Neurovascular Cases

ct-head-lateral-scout
ct-head-ap-scout

What’s the diagnosis?

Left frontal penetrating trauma due to nail gun deployment. Prior to nail removal there is no obvious injury to the intracranial arteries on the CT angiogram or formal angiographic runs, although the nail trajectory is in close proximity to the anterior cerebral arteries as they wrap around the corpus callosum. After nail removal there is new hemorrhage along the nail tract and within the ventricles causing hydrocephalus. On subsequent angiography the right anterior cerebral artery, pericallosal segment, demonstrates a traumatic pseudoaneurysm.

Background

  • Penetrating cerebrovascular injuries are rare events. Penetrating trauma can lacerate an intracranial artery forming a traumatic pseudoaneurysm. In a traumatic pseudoaneurysm, the aneurysm walls are actually formed by surrounding tissues and not vessel wall.
  • Penetrating trauma mechanisms that lead to traumatic pseudoaneurysms are typically low velocity, such as stab wounds, as opposed to high velocity penetrating trauma (e.g., gun shot wounds).

What's your treatment plan?

  • The patient is developing acute hydrocephalus from intraventricular hemorrhage. An external ventricular drain should be placed to normalize intracranial pressure.
  • A ruptured distal pericallosal aneurysm could be treated with an endovascular approach, such as embolization. Alternatively, an parasagittal interhmispheric open microsurgical approach could be used to clip this aneurysm.

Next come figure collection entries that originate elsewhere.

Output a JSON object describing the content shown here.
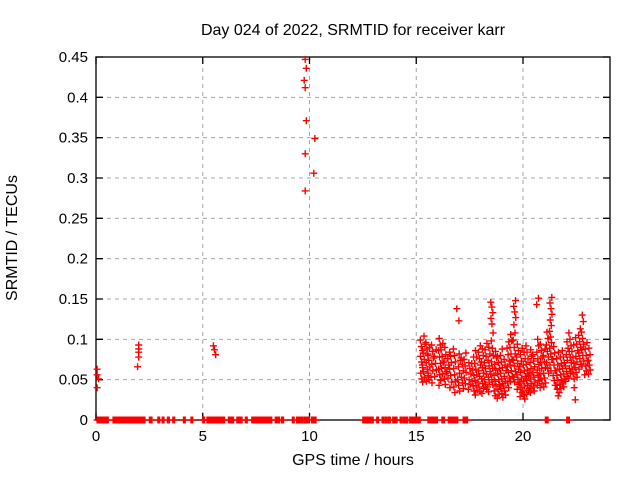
{
  "chart_data": {
    "type": "scatter",
    "title": "Day 024 of 2022, SRMTID for receiver karr",
    "xlabel": "GPS time / hours",
    "ylabel": "SRMTID / TECUs",
    "xlim": [
      0,
      24.1
    ],
    "ylim": [
      0,
      0.45
    ],
    "xticks": [
      0,
      5,
      10,
      15,
      20
    ],
    "xtick_labels": [
      "0",
      "5",
      "10",
      "15",
      "20"
    ],
    "yticks": [
      0,
      0.05,
      0.1,
      0.15,
      0.2,
      0.25,
      0.3,
      0.35,
      0.4,
      0.45
    ],
    "ytick_labels": [
      "0",
      "0.05",
      "0.1",
      "0.15",
      "0.2",
      "0.25",
      "0.3",
      "0.35",
      "0.4",
      "0.45"
    ],
    "grid": {
      "visible": true,
      "style": "dashed",
      "color": "#a6a6a6"
    },
    "marker": {
      "shape": "plus",
      "color": "#ff0000",
      "size": 7
    },
    "border_color": "#000000",
    "series_name": "SRMTID",
    "points": [
      [
        0.05,
        0.063
      ],
      [
        0.05,
        0.056
      ],
      [
        0.12,
        0.051
      ],
      [
        0.05,
        0.04
      ],
      [
        2.0,
        0.093
      ],
      [
        2.0,
        0.088
      ],
      [
        2.0,
        0.084
      ],
      [
        2.0,
        0.078
      ],
      [
        1.95,
        0.066
      ],
      [
        5.5,
        0.092
      ],
      [
        5.55,
        0.087
      ],
      [
        5.6,
        0.081
      ],
      [
        9.8,
        0.447
      ],
      [
        9.85,
        0.436
      ],
      [
        9.75,
        0.421
      ],
      [
        9.8,
        0.412
      ],
      [
        9.85,
        0.371
      ],
      [
        10.25,
        0.349
      ],
      [
        9.8,
        0.33
      ],
      [
        10.2,
        0.306
      ],
      [
        9.8,
        0.284
      ],
      [
        16.9,
        0.138
      ],
      [
        17.0,
        0.123
      ],
      [
        22.4,
        0.04
      ],
      [
        22.45,
        0.025
      ]
    ],
    "streaks": [
      {
        "x": 15.25,
        "ys": [
          0.099,
          0.091,
          0.086,
          0.079,
          0.072,
          0.065,
          0.058,
          0.051
        ]
      },
      {
        "x": 15.35,
        "ys": [
          0.104,
          0.094,
          0.083,
          0.075,
          0.068,
          0.06,
          0.053,
          0.047
        ]
      },
      {
        "x": 15.5,
        "ys": [
          0.096,
          0.088,
          0.08,
          0.071,
          0.063,
          0.055,
          0.048
        ]
      },
      {
        "x": 15.6,
        "ys": [
          0.09,
          0.082,
          0.074,
          0.066,
          0.058,
          0.05
        ]
      },
      {
        "x": 15.75,
        "ys": [
          0.093,
          0.085,
          0.077,
          0.069,
          0.061,
          0.053,
          0.046
        ]
      },
      {
        "x": 15.9,
        "ys": [
          0.087,
          0.079,
          0.07,
          0.062,
          0.054
        ]
      },
      {
        "x": 16.1,
        "ys": [
          0.101,
          0.093,
          0.086,
          0.078,
          0.07,
          0.063,
          0.056,
          0.049,
          0.043
        ]
      },
      {
        "x": 16.2,
        "ys": [
          0.095,
          0.087,
          0.079,
          0.071,
          0.064,
          0.057,
          0.05
        ]
      },
      {
        "x": 16.35,
        "ys": [
          0.09,
          0.081,
          0.073,
          0.065,
          0.058,
          0.051,
          0.044
        ]
      },
      {
        "x": 16.5,
        "ys": [
          0.084,
          0.076,
          0.068,
          0.06,
          0.052
        ]
      },
      {
        "x": 16.6,
        "ys": [
          0.079,
          0.071,
          0.063,
          0.055,
          0.047,
          0.04
        ]
      },
      {
        "x": 16.8,
        "ys": [
          0.088,
          0.08,
          0.072,
          0.064,
          0.056,
          0.048,
          0.041,
          0.034
        ]
      },
      {
        "x": 17.0,
        "ys": [
          0.082,
          0.074,
          0.066,
          0.058,
          0.05,
          0.043,
          0.036
        ]
      },
      {
        "x": 17.15,
        "ys": [
          0.077,
          0.069,
          0.061,
          0.053,
          0.046,
          0.039
        ]
      },
      {
        "x": 17.3,
        "ys": [
          0.083,
          0.075,
          0.067,
          0.059,
          0.052,
          0.045
        ]
      },
      {
        "x": 17.5,
        "ys": [
          0.071,
          0.064,
          0.057,
          0.05,
          0.044,
          0.038
        ]
      },
      {
        "x": 17.65,
        "ys": [
          0.078,
          0.07,
          0.062,
          0.055,
          0.048,
          0.042,
          0.036
        ]
      },
      {
        "x": 17.8,
        "ys": [
          0.086,
          0.078,
          0.07,
          0.063,
          0.056,
          0.049,
          0.043,
          0.037,
          0.031
        ]
      },
      {
        "x": 17.95,
        "ys": [
          0.092,
          0.084,
          0.076,
          0.068,
          0.061,
          0.054,
          0.047,
          0.041,
          0.035
        ]
      },
      {
        "x": 18.1,
        "ys": [
          0.088,
          0.08,
          0.072,
          0.065,
          0.058,
          0.051,
          0.045,
          0.039,
          0.033
        ]
      },
      {
        "x": 18.25,
        "ys": [
          0.095,
          0.087,
          0.079,
          0.071,
          0.064,
          0.057,
          0.05,
          0.044,
          0.038
        ]
      },
      {
        "x": 18.4,
        "ys": [
          0.09,
          0.082,
          0.074,
          0.067,
          0.06,
          0.053,
          0.047,
          0.041,
          0.035
        ]
      },
      {
        "x": 18.55,
        "ys": [
          0.146,
          0.14,
          0.133,
          0.126,
          0.119,
          0.108,
          0.098,
          0.089,
          0.08,
          0.072,
          0.064,
          0.057,
          0.05,
          0.044
        ]
      },
      {
        "x": 18.7,
        "ys": [
          0.085,
          0.077,
          0.069,
          0.062,
          0.055,
          0.048,
          0.042,
          0.036,
          0.03
        ]
      },
      {
        "x": 18.85,
        "ys": [
          0.079,
          0.071,
          0.064,
          0.057,
          0.05,
          0.044,
          0.038,
          0.032,
          0.027
        ]
      },
      {
        "x": 19.0,
        "ys": [
          0.088,
          0.08,
          0.072,
          0.065,
          0.058,
          0.051,
          0.045,
          0.039,
          0.033,
          0.028
        ]
      },
      {
        "x": 19.15,
        "ys": [
          0.075,
          0.068,
          0.061,
          0.054,
          0.048,
          0.042,
          0.036,
          0.031
        ]
      },
      {
        "x": 19.3,
        "ys": [
          0.097,
          0.089,
          0.081,
          0.073,
          0.066,
          0.059,
          0.052,
          0.046,
          0.04
        ]
      },
      {
        "x": 19.45,
        "ys": [
          0.106,
          0.098,
          0.09,
          0.082,
          0.075,
          0.068,
          0.061,
          0.054,
          0.048
        ]
      },
      {
        "x": 19.6,
        "ys": [
          0.148,
          0.141,
          0.134,
          0.127,
          0.118,
          0.108,
          0.099,
          0.09,
          0.082,
          0.074,
          0.067,
          0.06,
          0.053,
          0.047
        ]
      },
      {
        "x": 19.75,
        "ys": [
          0.094,
          0.086,
          0.078,
          0.07,
          0.063,
          0.056,
          0.05,
          0.044,
          0.038
        ]
      },
      {
        "x": 19.9,
        "ys": [
          0.089,
          0.081,
          0.073,
          0.066,
          0.059,
          0.052,
          0.046,
          0.04,
          0.034,
          0.029
        ]
      },
      {
        "x": 20.05,
        "ys": [
          0.084,
          0.076,
          0.068,
          0.061,
          0.054,
          0.048,
          0.042,
          0.036,
          0.031,
          0.026
        ]
      },
      {
        "x": 20.2,
        "ys": [
          0.092,
          0.084,
          0.076,
          0.069,
          0.062,
          0.055,
          0.049,
          0.043,
          0.037,
          0.032
        ]
      },
      {
        "x": 20.35,
        "ys": [
          0.087,
          0.079,
          0.071,
          0.064,
          0.057,
          0.051,
          0.045,
          0.039,
          0.034
        ]
      },
      {
        "x": 20.5,
        "ys": [
          0.081,
          0.073,
          0.066,
          0.059,
          0.053,
          0.047,
          0.041,
          0.036
        ]
      },
      {
        "x": 20.7,
        "ys": [
          0.151,
          0.143,
          0.1,
          0.092,
          0.084,
          0.076,
          0.069,
          0.062,
          0.055,
          0.049,
          0.043
        ]
      },
      {
        "x": 20.85,
        "ys": [
          0.094,
          0.086,
          0.078,
          0.071,
          0.064,
          0.057,
          0.051,
          0.045,
          0.04
        ]
      },
      {
        "x": 21.0,
        "ys": [
          0.088,
          0.08,
          0.072,
          0.065,
          0.058,
          0.052,
          0.046,
          0.041
        ]
      },
      {
        "x": 21.15,
        "ys": [
          0.109,
          0.101,
          0.093,
          0.085,
          0.078,
          0.071,
          0.064,
          0.058
        ]
      },
      {
        "x": 21.3,
        "ys": [
          0.152,
          0.145,
          0.138,
          0.131,
          0.124,
          0.117,
          0.11,
          0.103,
          0.096,
          0.089,
          0.082,
          0.075,
          0.068,
          0.061
        ]
      },
      {
        "x": 21.45,
        "ys": [
          0.091,
          0.083,
          0.075,
          0.068,
          0.061,
          0.055,
          0.049,
          0.043
        ]
      },
      {
        "x": 21.6,
        "ys": [
          0.084,
          0.076,
          0.068,
          0.061,
          0.055,
          0.049,
          0.043,
          0.038,
          0.03
        ]
      },
      {
        "x": 21.75,
        "ys": [
          0.078,
          0.07,
          0.063,
          0.056,
          0.05,
          0.044,
          0.039,
          0.034
        ]
      },
      {
        "x": 21.9,
        "ys": [
          0.086,
          0.078,
          0.071,
          0.064,
          0.057,
          0.051,
          0.046,
          0.041
        ]
      },
      {
        "x": 22.05,
        "ys": [
          0.097,
          0.089,
          0.081,
          0.074,
          0.067,
          0.06,
          0.054,
          0.048
        ]
      },
      {
        "x": 22.2,
        "ys": [
          0.108,
          0.1,
          0.092,
          0.085,
          0.078,
          0.071,
          0.064,
          0.058,
          0.052
        ]
      },
      {
        "x": 22.35,
        "ys": [
          0.093,
          0.085,
          0.077,
          0.07,
          0.063,
          0.057,
          0.051
        ]
      },
      {
        "x": 22.5,
        "ys": [
          0.102,
          0.094,
          0.086,
          0.079,
          0.072,
          0.065,
          0.059,
          0.053
        ]
      },
      {
        "x": 22.65,
        "ys": [
          0.113,
          0.105,
          0.097,
          0.09,
          0.083,
          0.076,
          0.069,
          0.063
        ]
      },
      {
        "x": 22.8,
        "ys": [
          0.13,
          0.122,
          0.109,
          0.101,
          0.094,
          0.087,
          0.08,
          0.073,
          0.067
        ]
      },
      {
        "x": 22.95,
        "ys": [
          0.096,
          0.088,
          0.08,
          0.073,
          0.067,
          0.061,
          0.056
        ]
      },
      {
        "x": 23.1,
        "ys": [
          0.089,
          0.081,
          0.074,
          0.068,
          0.062,
          0.057
        ]
      }
    ],
    "zero_segments": [
      [
        0.05,
        0.6
      ],
      [
        0.8,
        1.0
      ],
      [
        1.05,
        2.3
      ],
      [
        2.5,
        2.65
      ],
      [
        2.9,
        3.0
      ],
      [
        3.1,
        3.2
      ],
      [
        3.35,
        3.45
      ],
      [
        3.6,
        3.7
      ],
      [
        4.1,
        4.2
      ],
      [
        4.45,
        4.55
      ],
      [
        5.0,
        5.1
      ],
      [
        5.2,
        5.65
      ],
      [
        5.7,
        6.05
      ],
      [
        6.2,
        6.45
      ],
      [
        6.6,
        6.85
      ],
      [
        7.0,
        7.1
      ],
      [
        7.3,
        7.7
      ],
      [
        7.75,
        8.25
      ],
      [
        8.4,
        8.6
      ],
      [
        8.7,
        8.8
      ],
      [
        9.2,
        9.3
      ],
      [
        9.4,
        9.7
      ],
      [
        9.75,
        10.0
      ],
      [
        10.1,
        10.3
      ],
      [
        12.5,
        13.0
      ],
      [
        13.15,
        13.25
      ],
      [
        13.4,
        13.5
      ],
      [
        13.55,
        13.65
      ],
      [
        13.7,
        13.8
      ],
      [
        13.9,
        14.1
      ],
      [
        14.25,
        14.35
      ],
      [
        14.4,
        14.6
      ],
      [
        14.7,
        15.2
      ],
      [
        15.55,
        16.0
      ],
      [
        16.2,
        16.35
      ],
      [
        16.5,
        16.95
      ],
      [
        17.2,
        17.4
      ],
      [
        21.05,
        21.2
      ],
      [
        22.05,
        22.2
      ]
    ]
  }
}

In this case, because of the hemorrhage noted on the post nail removal CT head scan the patient immediately returned to the angiography suite. The distal right anterior cerebral artery, pericallosal segment, traumatic pseudoaneurysm was identified. A microcatheter was advanced into the right ACA and brought just proximal to the aneurysm. Onyx liquid embolization material was used to occlude the pericallosal vessel both distal and just proximal to the aneurysm, to eliminate the risk of further hemorrhage.

The microcatheter was advanced into the distal pericallosal branch and a gentle injection through the microcatheter was used to confirm its location just proximal to the traumatic pseudoaneurysm.